Bullet Point Summary of Bank of Canada’s October Interest Rate Announcement
- Bank of Canada: held overnight rate, 5%; Bank Rate, 5¼%; deposit rate, 5%
- Bank: continuing quantitative tightening policy
- Global economy: slowing; growth forecast: 2.9% (2023), 2.3% (2024), 2.6% (2025)
- US economy: stronger than expected
- China’s economic activity: weaker than expected
- Euro area growth: slowed further
- Inflation easing in most economies due to supply bottlenecks resolution and weaker demand
- Oil prices higher than assumed in July; Israel-Gaza war causing geopolitical uncertainty
- Canada: evidence of interest rate increases dampening economic activity and relieving price pressures; subdued consumption, softer demand for housing, durable goods, and services; weaker demand and higher borrowing costs affecting business investment
- Canada’s population surge: easing labor market pressures, increasing housing demand and consumption
- Labor market: recent job gains below labor force growth, job vacancies easing; tight labor market with wage pressures persisting
- Economic growth in Canada: weak for the next year before increasing in late 2024 and through 2025; household spending, stronger exports, business investment driving subsequent pickup; government spending contributes to growth
- Canadian economy projected to grow by 1.2% (2023), 0.9% (2024), 2.5% (2025)
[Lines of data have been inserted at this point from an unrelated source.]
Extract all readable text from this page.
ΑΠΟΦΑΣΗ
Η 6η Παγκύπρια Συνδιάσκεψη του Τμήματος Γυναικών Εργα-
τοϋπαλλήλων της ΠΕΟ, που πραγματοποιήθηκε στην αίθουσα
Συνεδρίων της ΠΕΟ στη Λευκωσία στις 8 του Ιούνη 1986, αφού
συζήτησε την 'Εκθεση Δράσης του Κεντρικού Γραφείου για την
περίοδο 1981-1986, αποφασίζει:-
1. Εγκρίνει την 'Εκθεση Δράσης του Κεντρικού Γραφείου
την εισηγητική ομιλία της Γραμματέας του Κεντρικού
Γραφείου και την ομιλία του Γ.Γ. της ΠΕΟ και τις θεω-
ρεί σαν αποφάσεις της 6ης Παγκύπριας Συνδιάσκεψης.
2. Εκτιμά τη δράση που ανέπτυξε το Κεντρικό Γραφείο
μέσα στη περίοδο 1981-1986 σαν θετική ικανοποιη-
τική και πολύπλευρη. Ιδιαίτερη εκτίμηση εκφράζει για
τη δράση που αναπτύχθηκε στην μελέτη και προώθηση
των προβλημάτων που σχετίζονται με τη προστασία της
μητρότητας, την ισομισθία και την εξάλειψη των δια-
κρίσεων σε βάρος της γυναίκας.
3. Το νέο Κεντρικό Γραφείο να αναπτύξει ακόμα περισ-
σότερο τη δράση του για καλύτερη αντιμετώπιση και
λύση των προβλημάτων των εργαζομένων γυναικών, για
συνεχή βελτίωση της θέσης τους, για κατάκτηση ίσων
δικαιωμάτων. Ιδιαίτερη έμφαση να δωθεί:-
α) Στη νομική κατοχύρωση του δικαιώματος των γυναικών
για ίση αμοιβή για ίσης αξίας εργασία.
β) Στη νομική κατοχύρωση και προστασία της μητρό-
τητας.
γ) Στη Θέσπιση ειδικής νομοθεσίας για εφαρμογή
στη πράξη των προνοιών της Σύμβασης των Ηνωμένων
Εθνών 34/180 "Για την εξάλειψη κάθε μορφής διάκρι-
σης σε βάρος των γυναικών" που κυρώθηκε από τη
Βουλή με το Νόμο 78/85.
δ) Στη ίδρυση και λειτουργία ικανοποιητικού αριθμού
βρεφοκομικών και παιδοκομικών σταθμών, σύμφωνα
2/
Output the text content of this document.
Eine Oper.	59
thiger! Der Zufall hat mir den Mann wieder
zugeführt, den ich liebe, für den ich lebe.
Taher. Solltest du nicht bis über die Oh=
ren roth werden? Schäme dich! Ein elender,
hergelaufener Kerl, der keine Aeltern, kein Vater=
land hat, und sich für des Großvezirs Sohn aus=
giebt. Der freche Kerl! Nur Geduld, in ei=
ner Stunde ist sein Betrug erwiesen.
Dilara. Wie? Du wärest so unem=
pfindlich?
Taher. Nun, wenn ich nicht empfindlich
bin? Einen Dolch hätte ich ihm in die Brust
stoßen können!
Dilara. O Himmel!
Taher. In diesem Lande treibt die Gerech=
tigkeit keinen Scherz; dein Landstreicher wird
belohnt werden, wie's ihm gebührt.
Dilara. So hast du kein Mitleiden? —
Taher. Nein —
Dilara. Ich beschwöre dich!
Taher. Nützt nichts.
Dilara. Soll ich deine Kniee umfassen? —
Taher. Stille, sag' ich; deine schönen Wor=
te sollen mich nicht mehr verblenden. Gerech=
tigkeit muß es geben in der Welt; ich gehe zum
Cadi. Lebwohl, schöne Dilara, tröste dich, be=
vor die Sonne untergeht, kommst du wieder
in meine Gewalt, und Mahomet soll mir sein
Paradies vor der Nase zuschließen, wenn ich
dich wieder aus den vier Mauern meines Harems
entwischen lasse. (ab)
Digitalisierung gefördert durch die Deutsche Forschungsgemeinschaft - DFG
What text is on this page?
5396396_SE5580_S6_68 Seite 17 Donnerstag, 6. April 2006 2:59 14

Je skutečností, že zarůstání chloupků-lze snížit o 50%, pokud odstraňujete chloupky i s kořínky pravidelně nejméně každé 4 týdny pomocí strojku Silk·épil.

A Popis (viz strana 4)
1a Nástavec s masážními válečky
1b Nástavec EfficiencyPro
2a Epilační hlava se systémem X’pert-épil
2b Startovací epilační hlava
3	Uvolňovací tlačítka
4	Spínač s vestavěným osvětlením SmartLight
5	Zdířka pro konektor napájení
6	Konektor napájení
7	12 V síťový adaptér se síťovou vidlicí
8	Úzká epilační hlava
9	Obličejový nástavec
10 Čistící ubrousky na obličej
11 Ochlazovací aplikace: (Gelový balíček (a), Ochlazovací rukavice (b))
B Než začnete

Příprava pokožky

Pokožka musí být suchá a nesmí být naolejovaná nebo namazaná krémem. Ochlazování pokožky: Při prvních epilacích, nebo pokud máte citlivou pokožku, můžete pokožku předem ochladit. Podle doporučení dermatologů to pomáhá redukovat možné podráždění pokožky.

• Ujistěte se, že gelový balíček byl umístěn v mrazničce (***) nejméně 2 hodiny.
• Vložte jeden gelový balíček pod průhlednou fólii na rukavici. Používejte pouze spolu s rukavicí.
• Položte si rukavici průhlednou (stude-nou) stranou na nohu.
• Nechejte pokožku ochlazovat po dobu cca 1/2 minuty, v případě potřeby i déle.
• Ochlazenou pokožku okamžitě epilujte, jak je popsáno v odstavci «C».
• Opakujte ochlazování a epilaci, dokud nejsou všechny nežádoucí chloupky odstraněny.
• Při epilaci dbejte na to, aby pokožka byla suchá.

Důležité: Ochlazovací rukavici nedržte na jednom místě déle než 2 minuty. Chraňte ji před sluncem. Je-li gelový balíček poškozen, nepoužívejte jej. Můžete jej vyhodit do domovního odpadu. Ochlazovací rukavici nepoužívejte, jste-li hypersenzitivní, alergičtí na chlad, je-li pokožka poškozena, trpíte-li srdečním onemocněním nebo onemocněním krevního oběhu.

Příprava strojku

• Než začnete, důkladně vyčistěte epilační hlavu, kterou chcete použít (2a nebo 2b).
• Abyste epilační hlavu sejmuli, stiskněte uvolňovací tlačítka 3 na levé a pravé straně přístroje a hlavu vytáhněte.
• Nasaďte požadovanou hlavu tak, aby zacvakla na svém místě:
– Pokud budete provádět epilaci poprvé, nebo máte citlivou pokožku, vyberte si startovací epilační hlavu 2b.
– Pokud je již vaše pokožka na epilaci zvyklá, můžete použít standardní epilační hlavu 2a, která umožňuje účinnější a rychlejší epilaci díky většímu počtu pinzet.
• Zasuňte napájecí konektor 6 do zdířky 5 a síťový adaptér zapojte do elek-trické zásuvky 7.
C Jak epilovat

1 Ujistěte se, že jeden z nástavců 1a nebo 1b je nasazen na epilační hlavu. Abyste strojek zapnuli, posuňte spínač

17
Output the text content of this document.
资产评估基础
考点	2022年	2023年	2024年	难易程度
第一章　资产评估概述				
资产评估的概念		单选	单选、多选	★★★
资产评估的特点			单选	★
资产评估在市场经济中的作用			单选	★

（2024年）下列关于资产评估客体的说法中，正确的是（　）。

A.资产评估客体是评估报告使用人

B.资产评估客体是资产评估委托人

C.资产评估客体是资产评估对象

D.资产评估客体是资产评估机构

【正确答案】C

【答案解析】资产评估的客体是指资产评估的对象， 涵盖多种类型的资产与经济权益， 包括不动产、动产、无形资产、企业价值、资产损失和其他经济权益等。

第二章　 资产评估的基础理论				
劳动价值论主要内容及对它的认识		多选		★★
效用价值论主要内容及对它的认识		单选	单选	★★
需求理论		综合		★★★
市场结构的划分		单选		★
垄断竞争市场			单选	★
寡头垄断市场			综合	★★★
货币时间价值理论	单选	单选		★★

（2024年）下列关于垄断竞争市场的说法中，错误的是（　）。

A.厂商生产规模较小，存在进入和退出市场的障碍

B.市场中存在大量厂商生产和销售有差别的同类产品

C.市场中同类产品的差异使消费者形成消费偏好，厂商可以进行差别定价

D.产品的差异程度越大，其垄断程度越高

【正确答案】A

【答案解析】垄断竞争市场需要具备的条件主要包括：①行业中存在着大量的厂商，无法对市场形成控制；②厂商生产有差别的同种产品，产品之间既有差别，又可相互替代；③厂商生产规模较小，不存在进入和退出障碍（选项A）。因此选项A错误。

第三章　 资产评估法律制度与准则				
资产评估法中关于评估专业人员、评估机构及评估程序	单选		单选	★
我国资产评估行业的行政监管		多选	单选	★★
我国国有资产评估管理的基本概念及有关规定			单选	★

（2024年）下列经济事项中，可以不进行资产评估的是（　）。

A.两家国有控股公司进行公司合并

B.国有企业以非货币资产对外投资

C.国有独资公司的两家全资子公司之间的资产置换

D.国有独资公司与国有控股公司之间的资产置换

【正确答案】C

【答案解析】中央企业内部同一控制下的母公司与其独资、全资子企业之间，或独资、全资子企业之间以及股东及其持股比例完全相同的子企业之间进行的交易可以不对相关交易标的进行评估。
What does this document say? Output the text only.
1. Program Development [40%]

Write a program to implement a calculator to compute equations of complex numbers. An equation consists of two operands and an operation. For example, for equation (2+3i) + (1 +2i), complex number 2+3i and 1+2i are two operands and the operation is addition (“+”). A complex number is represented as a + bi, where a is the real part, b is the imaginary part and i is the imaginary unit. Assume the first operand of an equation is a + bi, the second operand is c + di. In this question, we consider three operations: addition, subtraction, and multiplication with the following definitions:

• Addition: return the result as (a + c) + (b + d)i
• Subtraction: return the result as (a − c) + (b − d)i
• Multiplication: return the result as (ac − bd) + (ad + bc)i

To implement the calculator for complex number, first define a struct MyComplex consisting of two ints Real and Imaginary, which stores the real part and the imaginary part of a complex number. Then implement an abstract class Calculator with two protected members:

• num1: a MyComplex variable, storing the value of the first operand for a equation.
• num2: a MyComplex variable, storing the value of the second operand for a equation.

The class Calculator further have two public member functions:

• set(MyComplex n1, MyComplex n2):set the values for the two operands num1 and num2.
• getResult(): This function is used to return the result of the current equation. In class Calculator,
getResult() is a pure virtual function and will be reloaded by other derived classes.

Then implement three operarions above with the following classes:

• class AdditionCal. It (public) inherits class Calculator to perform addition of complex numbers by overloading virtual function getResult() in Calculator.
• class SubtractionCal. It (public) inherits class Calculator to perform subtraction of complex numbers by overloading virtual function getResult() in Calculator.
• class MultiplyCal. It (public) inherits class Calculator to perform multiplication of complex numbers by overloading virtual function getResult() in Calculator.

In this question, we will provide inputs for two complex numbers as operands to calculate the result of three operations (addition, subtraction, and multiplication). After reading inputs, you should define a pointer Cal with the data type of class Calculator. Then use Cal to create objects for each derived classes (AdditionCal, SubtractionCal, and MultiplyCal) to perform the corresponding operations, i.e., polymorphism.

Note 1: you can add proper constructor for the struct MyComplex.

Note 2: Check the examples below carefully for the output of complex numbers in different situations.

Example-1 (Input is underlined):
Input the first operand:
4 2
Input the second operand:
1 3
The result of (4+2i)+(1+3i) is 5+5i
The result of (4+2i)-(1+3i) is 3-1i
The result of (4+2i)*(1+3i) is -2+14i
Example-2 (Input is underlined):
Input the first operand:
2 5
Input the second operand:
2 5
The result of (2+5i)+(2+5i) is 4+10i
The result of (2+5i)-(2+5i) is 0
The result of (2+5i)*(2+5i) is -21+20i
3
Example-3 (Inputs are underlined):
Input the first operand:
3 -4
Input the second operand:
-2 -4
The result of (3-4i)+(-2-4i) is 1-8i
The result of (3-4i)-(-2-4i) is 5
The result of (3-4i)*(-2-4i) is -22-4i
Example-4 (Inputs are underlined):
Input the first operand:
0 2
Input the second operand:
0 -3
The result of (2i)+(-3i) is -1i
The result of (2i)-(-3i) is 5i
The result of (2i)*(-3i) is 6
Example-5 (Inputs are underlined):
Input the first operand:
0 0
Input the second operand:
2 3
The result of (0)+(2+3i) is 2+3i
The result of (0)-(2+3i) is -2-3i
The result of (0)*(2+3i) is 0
- CPI inflation volatility: June (2.8%), August (4.0%), September (3.8%); higher interest rates moderating inflation in credit-based goods and services; food inflation easing but rent and housing costs remain high
- Near-term inflation expectations normalizing gradually; wages growing at 4-5%
- Bank’s October projection: CPI inflation averaging about 3½% until mid-2024 before gradually easing to 2% in 2025.
- Governing Council: policy rate held at 5%, normalization of Bank’s balance sheet continues; prepared to raise policy rate further if needed; focused on demand-supply balance, inflation expectations, wage growth, corporate pricing behavior.